Figure 15. Diverse oncogenic stimuli metabolically rewire the microenvironment, via a common mechanism. (A)Oxidative stress and inflammation reprogram the microenvironment. Here, we show that activation of Ras or the innate immune response in epithelial cancer cells are both sufficient to actively induce metabolic reprogramming of the tumor microenvironment. ROS production and/or cytokine release drives oxidative stress in adjacent cancer-associated fibroblasts. Oxidative stress in myofibroblasts then mediates the induction of stromal aerobic glycolysis, i.e., “metabolic symbiosis” or the “reverse Warburg effect”. Thus, diverse epithelial oncogenes (H-Ras [G12V] and NFkB [p65]) induce oxidative stress in the tumor stroma. MCT1 and MCT4 are markers of metabolic symbiosis. (B) Oncogenic stimuli converge on stromal MCT4. HaCaT cells which harbor activated oncogenes gain the ability to glycolytically reprogram the tumor microenvironment, via the induction of oxidative stress in cancer-associated fibroblasts. Thus, diverse oncogenes (Ras and NFkB) act via a common mechanism (oxidative stress), to upregulate MCT4 in the tumor stroma. As MCT4 controls the “energy” supply for cancer cells, this makes MCT4 an attractive target, for new therapeutic interventions aimed at “starving” tumor cells. Similarly, other pro-oncogenic stimuli, such as loss of BRCA1, TGF-β secretion, and ethanol, as well as ROS and hydrogen peroxide production, all converge on MCT4 upregulation in the tumor stromal compartment. In addition, all these pro-oncogenic stimuli (RAS, NFkB, BRCA1 loss, TGF-β, ROS/H2O2, and ethanol) also drive a loss of stromal Cav-1 expression in cancer associated fibroblasts. Thus, Cav-1 and MCT4 are stromal biosensors of the transition to malignancy.

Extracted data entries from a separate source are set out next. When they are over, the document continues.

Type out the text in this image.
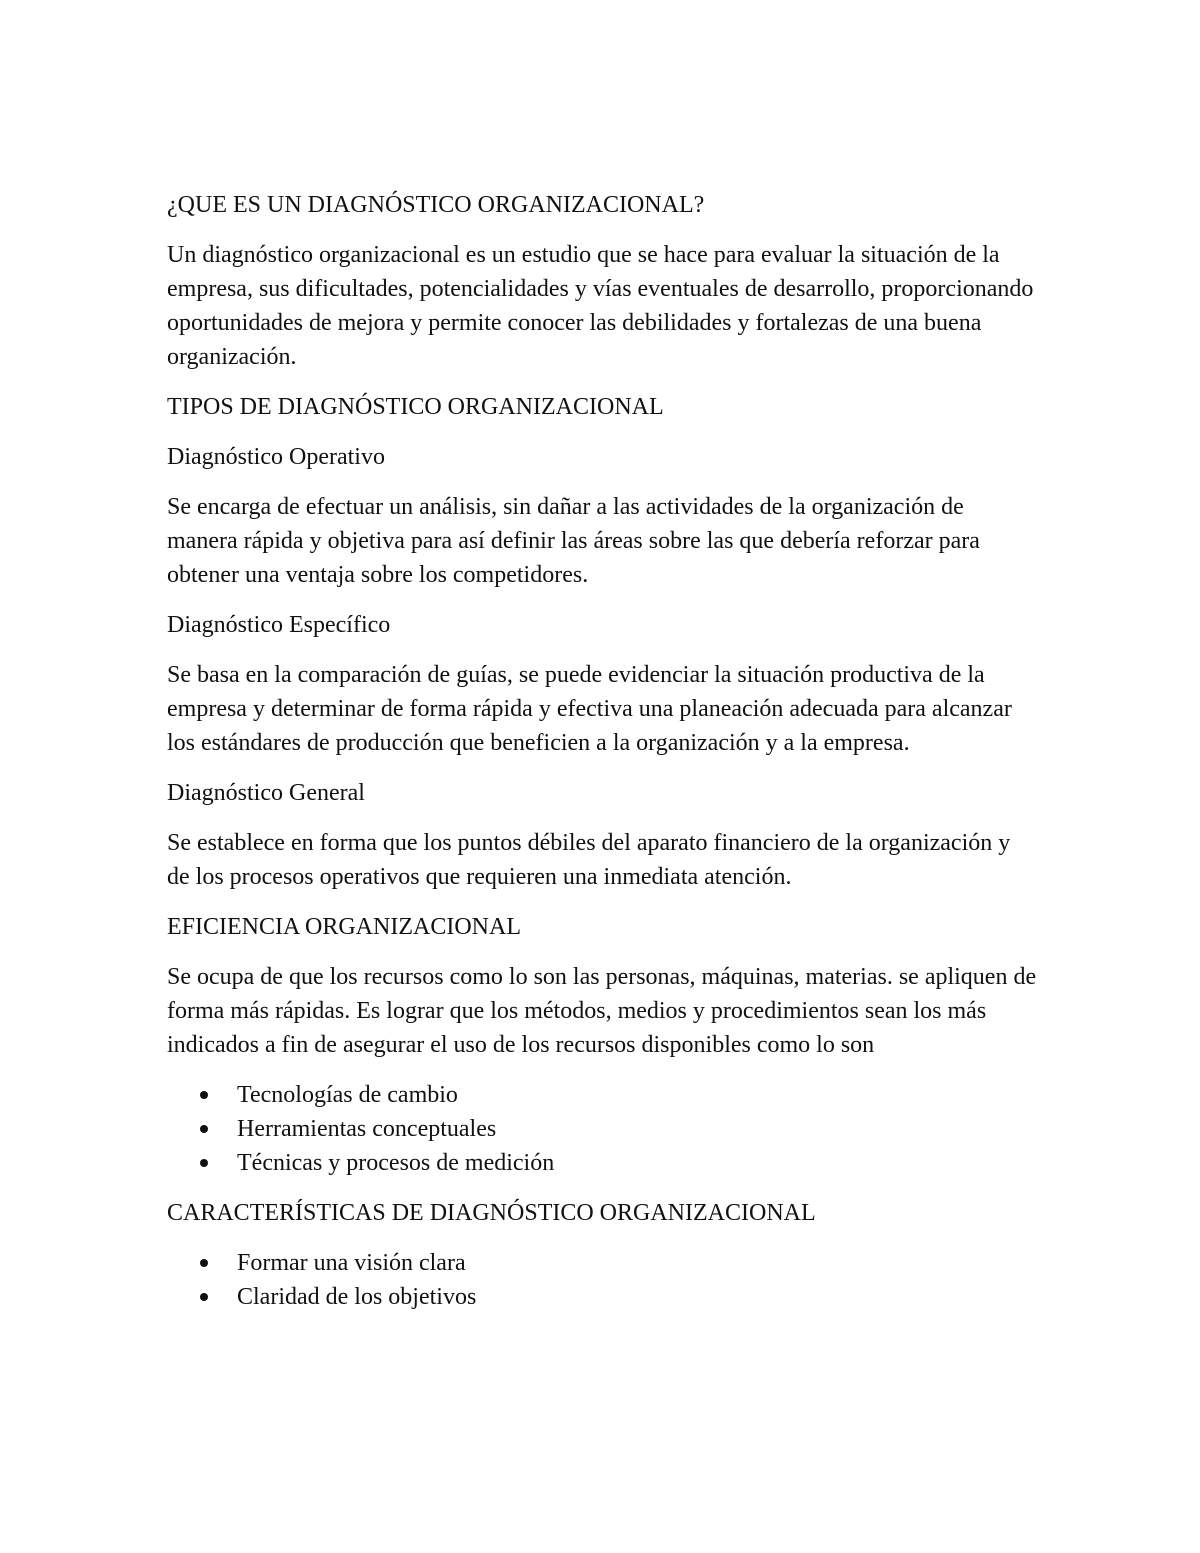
¿QUE ES UN DIAGNÓSTICO ORGANIZACIONAL?

Un diagnóstico organizacional es un estudio que se hace para evaluar la situación de la empresa, sus dificultades, potencialidades y vías eventuales de desarrollo, proporcionando oportunidades de mejora y permite conocer las debilidades y fortalezas de una buena organización.

TIPOS DE DIAGNÓSTICO ORGANIZACIONAL

Diagnóstico Operativo

Se encarga de efectuar un análisis, sin dañar a las actividades de la organización de manera rápida y objetiva para así definir las áreas sobre las que debería reforzar para obtener una ventaja sobre los competidores.

Diagnóstico Específico

Se basa en la comparación de guías, se puede evidenciar la situación productiva de la empresa y determinar de forma rápida y efectiva una planeación adecuada para alcanzar los estándares de producción que beneficien a la organización y a la empresa.

Diagnóstico General

Se establece en forma que los puntos débiles del aparato financiero de la organización y de los procesos operativos que requieren una inmediata atención.

EFICIENCIA ORGANIZACIONAL

Se ocupa de que los recursos como lo son las personas, máquinas, materias. se apliquen de forma más rápidas. Es lograr que los métodos, medios y procedimientos sean los más indicados a fin de asegurar el uso de los recursos disponibles como lo son

Tecnologías de cambio
Herramientas conceptuales
Técnicas y procesos de medición
CARACTERÍSTICAS DE DIAGNÓSTICO ORGANIZACIONAL
Formar una visión clara
Claridad de los objetivos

Figure 16. Understanding why cancer behaves as a wound that does not heal. Oncogenic stress stimulates a common metabolic response to “injury” in the tumor microenvironment. Four steps or events are outlined, leading to “metabolic symbiosis”. This idea is consistent with the hypothesis that cancer behaves as a wound that does not heal.